La présidence grecque aborde un nouveau round de discussion avec le Parlement, afin de trouver un équilibre entre autorités européennes et nationales

La rencontre des ministres des Finances mardi à Bruxelles a permis de faire légèrement bouger les lignes en vue d’un accord sur la résolution bancaire. Officiellement, le ministre grec des Finances, qui reprend ce mercredi les discussions avec le Parlement européen pour trouver un accord avant fin mars, ne dispose pas d’un nouveau mandat mais il a «l’autorisation d’explorer de nouvelles idées», a-t-il dit.

Au cœur des discussions, le rôle respectif des autorités nationales et européennes: Commission et BCE. Une des pistes étudiées consisterait à remettre la Commission en première ligne pour valider et mettre en œuvre les plans de résolution. Les ministres conserveraient un droit de veto sous des conditions qui restent floues, l’une d’elles pouvant être que le coût de la résolution «s’avère plus élevé que prévu», indiquait mardi une source proche des discussions.

En revanche, les Etats tiennent à garder un droit de regard sur l’utilisation des moyens du futur fonds de résolution en confiant la décision d’une ponction au «conseil plénier» de la future autorité de résolution (où sont représentées leurs autorités) et non au conseil exécutif, dès lors que plus de 20% des moyens seraient mobilisés.
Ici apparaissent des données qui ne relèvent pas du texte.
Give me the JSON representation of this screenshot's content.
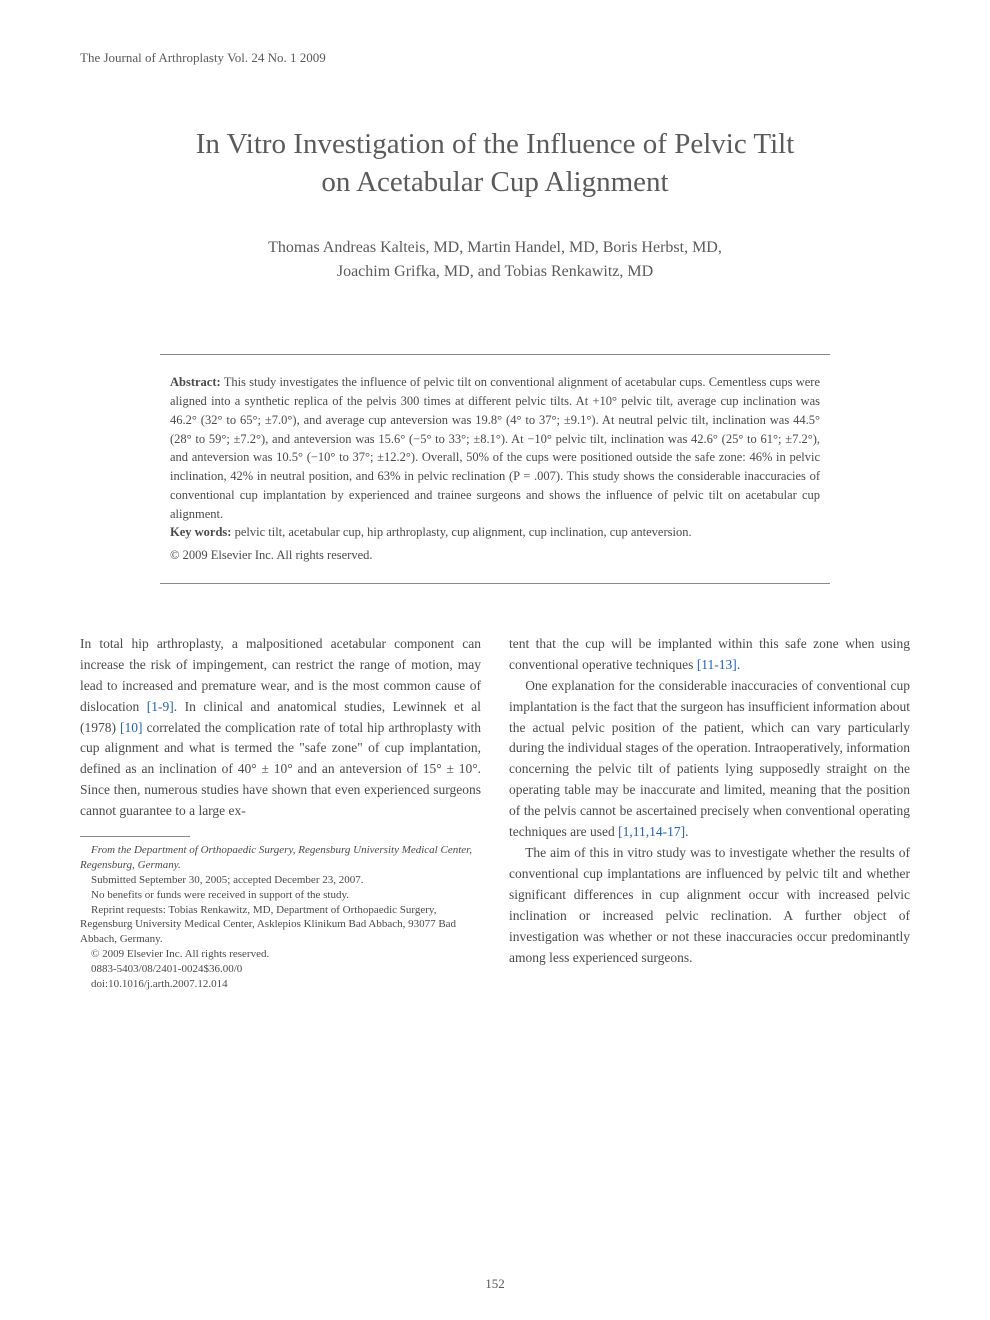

Certains pays, dont l’Espagne, continuent en outre de contester le monopole de décision de la BCE pour acter la non-viabilité d’une banque.

Les ministres se montrent également prêts à accélérer le rythme de mutualisation des moyens du fonds, prévu sur dix ans, même si La Haye et Berlin continuent d’exiger en parallèle une accélération des versements des contributions bancaires. Pour la Commission, Michel Barnier a proposé une mutualisation «pas tout à fait linéaire», autrement dit accélérée pendant les premières années, ce qui réduirait le rôle des compartiments nationaux donc le besoin d’un filet de sécurité.

En revanche, un grand «flou conceptuel et technique» continue de régner sur le calcul des contributions individuelles des banques pour lesquelles «personne n’a les mêmes chiffres», reconnaît une source européenne. La Commission doit proposer des clarifications.

Enfin, la position du Parlement semblait évoluer hier, son président s’étant dit prêt à accepter le principe d’un accord intergouvernemental sur une partie du dispositif. Une concession jugée inévitable, mais qui a provoqué l’ire de deux des députés négociateurs  reprochant à Martin Schulz de «disposer des droits démocratiques» du Parlement.